Verrückt auf Film

Mit Martin Moszkowicz kam jetzt einer der ganz großen Akteure des deutschen Kinos nach Neuss. Beim "Filmpolitischen Abend" von CDU und JU traf er mit den Köpfen der jungen Neusser Filmszene zusammen.

Szenen einer Promi-Ehe: "Sind wir professionell?" – "Immer." – "Alle fünf Meter einen Kuss?" – "Richtig." So macht man das, wenn der Schein das Sein überdecken soll. Jedenfalls dann, wenn die Crew der Neusser Filmstudios für ihre neue Produktion "La Punt" Liebesleid und Leidenschaft in der "Filmmetropole" Neuss und in den Schweizer Bergen in Szene setzen.

Nun gibt's in Neuss bislang weder echte Filmstars noch besitzt die Stadt die Kennzeichen einer Metropole, doch der Film könnte und soll in Neuss künftig eine herausgehobenere Rolle spielen als bisher. Mit dem ersten Filmpolitischen Abend schlugen CDU und Junge Union (JU) am Donnerstag im Filmkunst- und Programmkino Hitch an der Oberstraße die Pflöcke ein, um die bislang im "Off" – also jenseits aller Institutionalisierung – pulsierende junge Filmszene in Neuss in den Blickpunkt der Öffentlichkeit zu rücken.

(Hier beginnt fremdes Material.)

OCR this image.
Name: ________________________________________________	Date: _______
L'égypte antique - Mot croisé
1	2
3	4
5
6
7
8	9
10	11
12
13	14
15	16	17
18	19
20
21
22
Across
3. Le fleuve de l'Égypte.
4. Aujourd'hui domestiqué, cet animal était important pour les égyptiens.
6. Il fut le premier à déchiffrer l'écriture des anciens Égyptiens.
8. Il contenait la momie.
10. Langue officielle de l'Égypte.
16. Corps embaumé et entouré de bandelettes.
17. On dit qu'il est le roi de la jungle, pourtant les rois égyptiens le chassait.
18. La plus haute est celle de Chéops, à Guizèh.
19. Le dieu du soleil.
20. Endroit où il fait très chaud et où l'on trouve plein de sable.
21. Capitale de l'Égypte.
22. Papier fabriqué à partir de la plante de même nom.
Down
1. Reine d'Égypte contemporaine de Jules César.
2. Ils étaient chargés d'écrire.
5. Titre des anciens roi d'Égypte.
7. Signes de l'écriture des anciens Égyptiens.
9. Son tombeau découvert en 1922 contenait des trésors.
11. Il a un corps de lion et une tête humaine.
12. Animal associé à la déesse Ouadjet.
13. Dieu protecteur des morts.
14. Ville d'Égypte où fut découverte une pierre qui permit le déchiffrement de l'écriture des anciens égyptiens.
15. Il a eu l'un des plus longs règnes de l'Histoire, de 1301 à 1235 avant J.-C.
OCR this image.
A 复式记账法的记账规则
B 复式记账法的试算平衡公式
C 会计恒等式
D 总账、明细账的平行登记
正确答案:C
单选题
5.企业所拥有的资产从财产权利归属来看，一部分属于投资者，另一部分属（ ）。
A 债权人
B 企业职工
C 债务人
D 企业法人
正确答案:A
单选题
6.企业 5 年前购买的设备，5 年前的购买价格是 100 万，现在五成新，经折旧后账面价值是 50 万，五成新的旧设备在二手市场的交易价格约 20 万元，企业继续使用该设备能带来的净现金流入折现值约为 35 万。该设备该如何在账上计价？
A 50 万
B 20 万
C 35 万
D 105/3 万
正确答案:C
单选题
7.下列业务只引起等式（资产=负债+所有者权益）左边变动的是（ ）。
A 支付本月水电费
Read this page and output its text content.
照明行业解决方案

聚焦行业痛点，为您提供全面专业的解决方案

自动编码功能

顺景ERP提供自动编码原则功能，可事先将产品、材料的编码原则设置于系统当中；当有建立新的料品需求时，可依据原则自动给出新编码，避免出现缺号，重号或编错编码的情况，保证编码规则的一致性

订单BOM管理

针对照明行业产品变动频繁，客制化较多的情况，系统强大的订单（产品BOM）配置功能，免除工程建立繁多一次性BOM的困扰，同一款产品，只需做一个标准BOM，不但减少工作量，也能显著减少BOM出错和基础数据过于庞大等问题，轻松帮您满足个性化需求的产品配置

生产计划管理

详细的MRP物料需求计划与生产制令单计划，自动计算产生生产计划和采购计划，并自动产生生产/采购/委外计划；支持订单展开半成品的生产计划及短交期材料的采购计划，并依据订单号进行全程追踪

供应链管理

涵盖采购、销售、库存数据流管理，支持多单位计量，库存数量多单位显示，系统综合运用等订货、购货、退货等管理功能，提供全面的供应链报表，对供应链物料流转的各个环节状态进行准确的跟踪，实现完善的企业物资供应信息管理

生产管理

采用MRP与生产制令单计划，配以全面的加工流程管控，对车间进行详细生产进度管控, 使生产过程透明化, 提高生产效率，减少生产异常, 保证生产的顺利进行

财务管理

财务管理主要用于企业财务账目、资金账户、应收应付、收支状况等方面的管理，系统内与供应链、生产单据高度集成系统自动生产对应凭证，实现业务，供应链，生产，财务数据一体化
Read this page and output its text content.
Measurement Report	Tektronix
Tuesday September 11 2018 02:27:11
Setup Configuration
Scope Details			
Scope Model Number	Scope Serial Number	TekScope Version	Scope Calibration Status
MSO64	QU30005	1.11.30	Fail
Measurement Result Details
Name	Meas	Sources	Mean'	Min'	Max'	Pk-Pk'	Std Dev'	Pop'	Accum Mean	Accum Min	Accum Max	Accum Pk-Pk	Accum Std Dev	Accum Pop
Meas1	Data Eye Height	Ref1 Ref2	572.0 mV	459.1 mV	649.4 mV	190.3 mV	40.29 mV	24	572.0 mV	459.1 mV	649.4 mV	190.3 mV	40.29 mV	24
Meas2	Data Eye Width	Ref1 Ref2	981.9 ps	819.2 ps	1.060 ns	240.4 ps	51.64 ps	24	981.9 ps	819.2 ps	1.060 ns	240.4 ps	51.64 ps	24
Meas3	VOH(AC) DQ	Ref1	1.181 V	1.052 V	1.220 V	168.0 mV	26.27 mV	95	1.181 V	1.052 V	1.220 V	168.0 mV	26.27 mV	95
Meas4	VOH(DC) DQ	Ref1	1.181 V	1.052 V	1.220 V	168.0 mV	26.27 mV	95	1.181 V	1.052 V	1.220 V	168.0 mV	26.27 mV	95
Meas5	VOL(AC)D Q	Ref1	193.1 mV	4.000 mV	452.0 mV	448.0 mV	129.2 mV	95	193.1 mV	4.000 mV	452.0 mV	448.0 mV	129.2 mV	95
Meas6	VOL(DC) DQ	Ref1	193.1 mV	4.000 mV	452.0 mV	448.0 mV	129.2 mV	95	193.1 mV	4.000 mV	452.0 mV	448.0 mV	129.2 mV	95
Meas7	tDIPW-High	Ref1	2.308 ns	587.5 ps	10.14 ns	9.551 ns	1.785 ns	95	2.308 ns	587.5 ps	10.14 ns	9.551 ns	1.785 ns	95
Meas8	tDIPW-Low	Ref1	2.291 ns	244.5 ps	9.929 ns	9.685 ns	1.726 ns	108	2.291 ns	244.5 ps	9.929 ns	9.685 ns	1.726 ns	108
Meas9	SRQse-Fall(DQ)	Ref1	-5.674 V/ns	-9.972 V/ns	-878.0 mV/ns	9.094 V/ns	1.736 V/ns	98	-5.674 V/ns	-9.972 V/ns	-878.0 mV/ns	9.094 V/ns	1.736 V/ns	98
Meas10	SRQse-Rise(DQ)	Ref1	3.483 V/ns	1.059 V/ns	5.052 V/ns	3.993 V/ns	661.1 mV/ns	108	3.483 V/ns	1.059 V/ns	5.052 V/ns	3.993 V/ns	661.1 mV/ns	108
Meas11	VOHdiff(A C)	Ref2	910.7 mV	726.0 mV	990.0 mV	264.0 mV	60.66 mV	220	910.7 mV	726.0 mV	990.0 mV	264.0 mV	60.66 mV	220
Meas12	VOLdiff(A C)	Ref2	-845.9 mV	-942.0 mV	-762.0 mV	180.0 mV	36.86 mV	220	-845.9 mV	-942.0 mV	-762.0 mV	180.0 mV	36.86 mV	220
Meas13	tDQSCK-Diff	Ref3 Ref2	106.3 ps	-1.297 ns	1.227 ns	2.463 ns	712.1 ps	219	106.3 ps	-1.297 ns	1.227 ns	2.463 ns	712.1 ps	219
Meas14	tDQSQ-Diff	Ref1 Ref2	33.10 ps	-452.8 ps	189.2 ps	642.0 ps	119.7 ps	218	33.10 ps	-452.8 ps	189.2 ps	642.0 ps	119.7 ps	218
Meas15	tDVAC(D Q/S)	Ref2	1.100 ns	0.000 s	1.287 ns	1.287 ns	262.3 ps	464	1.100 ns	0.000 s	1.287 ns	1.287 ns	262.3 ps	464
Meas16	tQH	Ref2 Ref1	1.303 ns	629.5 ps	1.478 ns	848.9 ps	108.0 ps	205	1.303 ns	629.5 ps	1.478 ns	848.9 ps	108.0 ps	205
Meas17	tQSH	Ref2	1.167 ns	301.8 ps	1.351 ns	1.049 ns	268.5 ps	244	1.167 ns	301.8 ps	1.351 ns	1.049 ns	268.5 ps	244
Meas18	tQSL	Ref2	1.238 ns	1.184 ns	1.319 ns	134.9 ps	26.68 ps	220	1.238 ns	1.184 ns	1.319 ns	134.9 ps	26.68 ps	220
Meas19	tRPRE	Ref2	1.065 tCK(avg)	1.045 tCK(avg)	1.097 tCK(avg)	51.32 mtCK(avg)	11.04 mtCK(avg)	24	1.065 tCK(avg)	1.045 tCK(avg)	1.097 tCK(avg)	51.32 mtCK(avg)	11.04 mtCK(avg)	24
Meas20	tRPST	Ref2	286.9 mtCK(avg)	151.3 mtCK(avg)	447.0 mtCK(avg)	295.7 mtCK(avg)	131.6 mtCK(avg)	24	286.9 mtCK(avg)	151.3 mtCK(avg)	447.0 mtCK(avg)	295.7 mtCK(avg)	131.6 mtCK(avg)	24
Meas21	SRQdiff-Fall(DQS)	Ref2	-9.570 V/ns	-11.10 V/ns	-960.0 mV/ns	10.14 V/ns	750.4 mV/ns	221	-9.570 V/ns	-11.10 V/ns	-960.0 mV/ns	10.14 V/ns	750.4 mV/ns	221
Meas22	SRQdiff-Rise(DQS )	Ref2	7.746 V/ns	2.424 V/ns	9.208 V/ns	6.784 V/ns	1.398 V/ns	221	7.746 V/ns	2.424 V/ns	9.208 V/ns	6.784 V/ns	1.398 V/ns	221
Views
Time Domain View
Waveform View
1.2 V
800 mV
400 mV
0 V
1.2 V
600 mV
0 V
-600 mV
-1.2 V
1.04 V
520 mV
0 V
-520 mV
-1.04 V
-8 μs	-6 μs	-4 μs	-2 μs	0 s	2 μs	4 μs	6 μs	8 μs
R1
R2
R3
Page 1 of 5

Mit Martin Moszkowicz, Filmproduzent und Vorstand des Bereichs Film und Fernsehen der Constantin Film AG München, schaute sogar einer der ganz Großen des deutschen Filmgeschäfts vorbei, der auf Vermittlung von Daniel Walther, Bundesschatzmeister und filmpolitischer Sprecher der Jungen Union Deutschlands, ins Hitch gekommen war und dabei mehr verteilte als artiges Lob. Sein mit Blick auf die Neusser Filmstudios um den 17 Jahre alten Gymnasiasten Christopher Sassenrath geäußertes "Weiter so!" war deutlich.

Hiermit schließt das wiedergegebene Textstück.